George Orwell’s dystopian 1949 novel about a bleak future world ruled by a fascist dictatorship became the inspiration for the 1984 commercial announcing the Macintosh.
In it, a female track athlete (a reference to the 1984 Summer Olympics) wearing red shorts and carrying a hammer is pursued through a monochromatic industrial setting.
The scene is populated with drone humans obeying the commands of a man appearing on omnipresent CRT screens, representing “Big Brother”, the repressive authority from Orwell’s novel.

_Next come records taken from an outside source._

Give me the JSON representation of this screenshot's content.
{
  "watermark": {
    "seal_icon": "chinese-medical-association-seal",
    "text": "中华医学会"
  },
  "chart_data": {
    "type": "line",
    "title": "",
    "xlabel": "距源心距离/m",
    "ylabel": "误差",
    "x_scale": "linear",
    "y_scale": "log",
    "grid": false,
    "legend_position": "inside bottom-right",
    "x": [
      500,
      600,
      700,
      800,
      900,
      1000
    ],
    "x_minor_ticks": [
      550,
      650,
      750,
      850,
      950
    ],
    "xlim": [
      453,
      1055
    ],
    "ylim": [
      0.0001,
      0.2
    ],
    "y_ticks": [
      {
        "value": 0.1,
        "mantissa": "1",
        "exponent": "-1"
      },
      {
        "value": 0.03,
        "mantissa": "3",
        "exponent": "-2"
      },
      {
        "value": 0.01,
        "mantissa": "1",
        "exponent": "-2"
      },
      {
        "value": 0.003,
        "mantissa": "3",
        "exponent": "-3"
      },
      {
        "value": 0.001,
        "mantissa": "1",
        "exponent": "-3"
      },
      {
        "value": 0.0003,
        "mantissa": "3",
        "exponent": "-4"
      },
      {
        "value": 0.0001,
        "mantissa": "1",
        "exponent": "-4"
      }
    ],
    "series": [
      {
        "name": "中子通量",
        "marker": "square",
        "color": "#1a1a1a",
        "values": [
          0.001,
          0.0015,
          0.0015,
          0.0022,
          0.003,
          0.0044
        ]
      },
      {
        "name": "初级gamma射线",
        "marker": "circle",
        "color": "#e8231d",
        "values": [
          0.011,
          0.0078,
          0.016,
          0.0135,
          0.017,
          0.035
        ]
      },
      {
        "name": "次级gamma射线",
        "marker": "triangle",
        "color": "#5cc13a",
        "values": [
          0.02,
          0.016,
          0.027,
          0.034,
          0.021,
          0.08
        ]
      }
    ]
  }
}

Chased by the “thought police” the athlete runs up to a larger, cinema-sized CRT screen, where she throws her hammer through it, while Big Brother talks of the benefits of conformity.
The “conformity” portrayed in the commercial thinly alludes to the growing contemporary dominance of the IBM PC and its increasing numbers of “clones” – compatible computers made by other manufacturers.
The suggestion is that the Macintosh will end that domination. However, history will prove that prediction wrong, with the PC and its descendants going on to rule the personal computer industry well into the present day.
Famously airing during the 1984 Super Bowl, the commercial, directed by Blade Runner filmmaker Ridley Scott, drew critical acclaim. But the broadcast almost didn’t happen, when Apple CEO John Sculley tried to pull the commercial due to the objections of Apple’s Board of Directors.